Purpose of xml is to dump data in a text format so it can be used by used in a language agnostic way. Also you can then edit the xml with a simple text editor etc.
The reason you want to use xhtml instead of html is not to shove it into a DB, but so u can load it into a DOM tree.
Once it is in a DOM tree, then u can manipulate the tree, then convert it back to xhtml to display to user.
If you have shitty html, you can attempt to use
http://tidy.sourceforge.net I am guessing it probably has a PHP binding.
If you want to store actual XML inside the DB you should be using blob, sorry perks but replacing the <> with () with a regexp is down right dangerous, and wastes computer cycles.
I think perks mentioned that PHP has pickle.

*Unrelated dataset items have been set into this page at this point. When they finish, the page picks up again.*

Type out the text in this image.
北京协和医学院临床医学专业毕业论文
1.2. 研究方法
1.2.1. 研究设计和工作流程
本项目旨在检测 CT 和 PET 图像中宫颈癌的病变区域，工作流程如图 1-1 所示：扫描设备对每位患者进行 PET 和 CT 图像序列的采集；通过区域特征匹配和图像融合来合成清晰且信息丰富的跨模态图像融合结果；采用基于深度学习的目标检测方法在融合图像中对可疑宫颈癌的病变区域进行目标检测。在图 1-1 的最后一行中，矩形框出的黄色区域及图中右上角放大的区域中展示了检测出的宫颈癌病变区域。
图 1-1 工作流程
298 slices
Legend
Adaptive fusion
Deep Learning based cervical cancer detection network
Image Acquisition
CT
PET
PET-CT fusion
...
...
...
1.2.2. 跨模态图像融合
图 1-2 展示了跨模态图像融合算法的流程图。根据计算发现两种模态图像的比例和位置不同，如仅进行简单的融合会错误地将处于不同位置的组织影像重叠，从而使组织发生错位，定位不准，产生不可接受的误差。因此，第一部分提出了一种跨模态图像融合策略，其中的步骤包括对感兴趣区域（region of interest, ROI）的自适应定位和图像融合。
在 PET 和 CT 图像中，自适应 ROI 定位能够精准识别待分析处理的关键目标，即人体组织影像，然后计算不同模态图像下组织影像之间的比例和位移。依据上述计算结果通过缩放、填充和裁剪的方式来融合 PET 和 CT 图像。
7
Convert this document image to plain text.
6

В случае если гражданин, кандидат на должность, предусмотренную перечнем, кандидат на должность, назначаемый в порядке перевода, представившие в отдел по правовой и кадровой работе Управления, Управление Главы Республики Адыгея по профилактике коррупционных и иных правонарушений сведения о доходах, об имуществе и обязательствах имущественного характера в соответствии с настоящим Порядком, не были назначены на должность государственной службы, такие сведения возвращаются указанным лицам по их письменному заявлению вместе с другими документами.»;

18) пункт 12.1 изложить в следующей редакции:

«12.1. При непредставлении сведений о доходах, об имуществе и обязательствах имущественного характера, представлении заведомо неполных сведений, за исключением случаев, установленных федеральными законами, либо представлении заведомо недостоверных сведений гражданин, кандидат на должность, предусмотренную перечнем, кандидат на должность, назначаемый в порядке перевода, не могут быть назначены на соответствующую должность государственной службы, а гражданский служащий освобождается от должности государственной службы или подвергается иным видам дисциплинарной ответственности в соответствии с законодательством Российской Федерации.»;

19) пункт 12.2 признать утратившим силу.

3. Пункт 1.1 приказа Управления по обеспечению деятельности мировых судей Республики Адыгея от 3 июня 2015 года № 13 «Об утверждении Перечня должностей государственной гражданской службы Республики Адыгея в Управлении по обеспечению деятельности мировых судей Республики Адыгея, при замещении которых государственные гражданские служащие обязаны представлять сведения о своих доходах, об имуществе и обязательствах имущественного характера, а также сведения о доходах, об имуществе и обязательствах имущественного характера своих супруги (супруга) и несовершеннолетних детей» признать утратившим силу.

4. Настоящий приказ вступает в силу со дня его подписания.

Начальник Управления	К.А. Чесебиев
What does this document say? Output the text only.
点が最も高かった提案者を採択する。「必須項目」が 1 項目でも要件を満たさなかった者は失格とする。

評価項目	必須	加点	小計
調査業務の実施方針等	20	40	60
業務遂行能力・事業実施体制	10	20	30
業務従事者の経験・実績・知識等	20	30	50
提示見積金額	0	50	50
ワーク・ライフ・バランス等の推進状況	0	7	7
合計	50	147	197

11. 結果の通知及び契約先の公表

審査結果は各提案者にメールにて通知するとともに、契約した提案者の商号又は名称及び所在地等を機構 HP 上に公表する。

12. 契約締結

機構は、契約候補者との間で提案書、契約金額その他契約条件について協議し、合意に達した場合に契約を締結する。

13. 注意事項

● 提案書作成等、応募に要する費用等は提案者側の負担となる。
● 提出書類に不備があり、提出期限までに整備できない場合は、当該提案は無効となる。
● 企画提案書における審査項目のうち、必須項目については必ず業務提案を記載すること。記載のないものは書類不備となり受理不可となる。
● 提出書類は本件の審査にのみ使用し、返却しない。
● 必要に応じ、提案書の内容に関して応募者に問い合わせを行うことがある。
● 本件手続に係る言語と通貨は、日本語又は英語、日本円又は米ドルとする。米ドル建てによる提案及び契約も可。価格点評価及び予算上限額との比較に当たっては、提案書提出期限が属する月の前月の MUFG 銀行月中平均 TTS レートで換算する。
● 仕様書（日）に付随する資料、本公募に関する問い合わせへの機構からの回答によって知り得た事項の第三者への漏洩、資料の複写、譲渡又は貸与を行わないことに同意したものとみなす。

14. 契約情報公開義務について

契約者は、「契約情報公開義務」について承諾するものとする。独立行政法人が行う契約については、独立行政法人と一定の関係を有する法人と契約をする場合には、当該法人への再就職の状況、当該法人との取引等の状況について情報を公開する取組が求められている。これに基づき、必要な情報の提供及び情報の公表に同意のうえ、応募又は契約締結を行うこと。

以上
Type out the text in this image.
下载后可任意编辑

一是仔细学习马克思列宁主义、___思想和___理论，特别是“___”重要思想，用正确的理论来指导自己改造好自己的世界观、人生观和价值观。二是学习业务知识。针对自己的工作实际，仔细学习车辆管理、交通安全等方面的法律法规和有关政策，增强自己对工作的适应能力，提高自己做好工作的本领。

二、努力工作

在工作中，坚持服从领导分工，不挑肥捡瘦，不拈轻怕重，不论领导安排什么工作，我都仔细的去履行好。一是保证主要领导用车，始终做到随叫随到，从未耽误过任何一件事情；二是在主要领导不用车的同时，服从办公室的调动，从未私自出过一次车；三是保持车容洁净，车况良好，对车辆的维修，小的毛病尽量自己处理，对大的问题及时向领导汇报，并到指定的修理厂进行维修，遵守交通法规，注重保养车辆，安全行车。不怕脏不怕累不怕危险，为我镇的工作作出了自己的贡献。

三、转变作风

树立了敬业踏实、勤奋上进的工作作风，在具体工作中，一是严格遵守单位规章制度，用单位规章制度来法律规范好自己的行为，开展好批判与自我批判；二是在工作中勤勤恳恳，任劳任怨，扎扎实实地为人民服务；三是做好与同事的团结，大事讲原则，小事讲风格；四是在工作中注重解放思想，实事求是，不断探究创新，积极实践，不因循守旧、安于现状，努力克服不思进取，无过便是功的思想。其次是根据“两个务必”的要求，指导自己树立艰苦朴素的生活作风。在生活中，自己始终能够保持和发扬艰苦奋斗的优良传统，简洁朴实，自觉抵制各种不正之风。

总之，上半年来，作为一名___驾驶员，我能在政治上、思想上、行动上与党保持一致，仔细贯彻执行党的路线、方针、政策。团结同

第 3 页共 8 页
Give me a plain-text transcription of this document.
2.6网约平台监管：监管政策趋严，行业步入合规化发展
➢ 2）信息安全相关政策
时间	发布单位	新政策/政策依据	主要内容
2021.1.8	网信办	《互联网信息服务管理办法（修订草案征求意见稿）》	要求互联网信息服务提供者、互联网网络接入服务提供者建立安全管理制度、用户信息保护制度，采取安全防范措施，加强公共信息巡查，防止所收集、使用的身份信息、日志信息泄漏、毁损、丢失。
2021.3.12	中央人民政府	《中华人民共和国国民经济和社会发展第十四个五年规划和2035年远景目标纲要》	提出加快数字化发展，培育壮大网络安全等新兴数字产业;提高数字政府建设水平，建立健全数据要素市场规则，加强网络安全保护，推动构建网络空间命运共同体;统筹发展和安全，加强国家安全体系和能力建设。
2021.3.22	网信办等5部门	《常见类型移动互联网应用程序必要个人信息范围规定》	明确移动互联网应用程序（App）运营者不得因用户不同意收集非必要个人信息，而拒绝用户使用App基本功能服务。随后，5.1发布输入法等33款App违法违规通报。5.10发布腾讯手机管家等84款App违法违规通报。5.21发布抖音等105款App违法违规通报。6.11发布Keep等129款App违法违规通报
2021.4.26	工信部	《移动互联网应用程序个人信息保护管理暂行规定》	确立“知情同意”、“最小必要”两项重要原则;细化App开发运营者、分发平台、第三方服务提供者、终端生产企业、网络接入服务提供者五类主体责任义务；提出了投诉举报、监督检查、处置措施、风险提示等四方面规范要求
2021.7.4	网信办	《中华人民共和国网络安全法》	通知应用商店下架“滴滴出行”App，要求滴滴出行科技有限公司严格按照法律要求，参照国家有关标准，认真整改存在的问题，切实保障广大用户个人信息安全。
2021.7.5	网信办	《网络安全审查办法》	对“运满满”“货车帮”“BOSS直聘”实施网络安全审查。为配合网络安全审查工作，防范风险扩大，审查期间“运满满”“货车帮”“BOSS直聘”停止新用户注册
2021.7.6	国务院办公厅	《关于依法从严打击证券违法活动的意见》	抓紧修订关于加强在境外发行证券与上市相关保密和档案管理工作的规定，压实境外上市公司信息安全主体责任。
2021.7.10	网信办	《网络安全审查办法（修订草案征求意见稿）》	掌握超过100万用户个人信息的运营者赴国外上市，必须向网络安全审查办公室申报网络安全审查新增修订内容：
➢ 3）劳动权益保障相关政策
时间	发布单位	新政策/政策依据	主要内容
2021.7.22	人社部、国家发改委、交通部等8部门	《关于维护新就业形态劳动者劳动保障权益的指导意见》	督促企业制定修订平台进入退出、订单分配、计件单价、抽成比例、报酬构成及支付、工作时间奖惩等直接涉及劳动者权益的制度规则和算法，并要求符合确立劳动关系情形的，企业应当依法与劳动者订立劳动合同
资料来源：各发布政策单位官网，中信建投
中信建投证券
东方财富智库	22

I am presuming you are wanting to store xhtml in DB so u can later present it to user.
Pickle is way quicker (i am not sure how internals of PHP work), since it is actual bytes of VM memory dumped.
http://php.net/manual/en/book.domxml.php seems like ur standard DOM

So you could load XHTML into DOM tree using PHP parser. Then Pickle the entire DOM tree

. Save the pickle into DB.
Then when u want to present to user, use the various DOM functions to manipulate it. Once done, then dump the file to display to user.
Most DOM tree implementation are usually made in C/C++ so it will be lot faster and safer then using regexp to play with attributes urself

.
With that cache thingie that you can put on apache that perks talks about, and a way to check if pages are "dirty" you could get some amazing speed me thinks.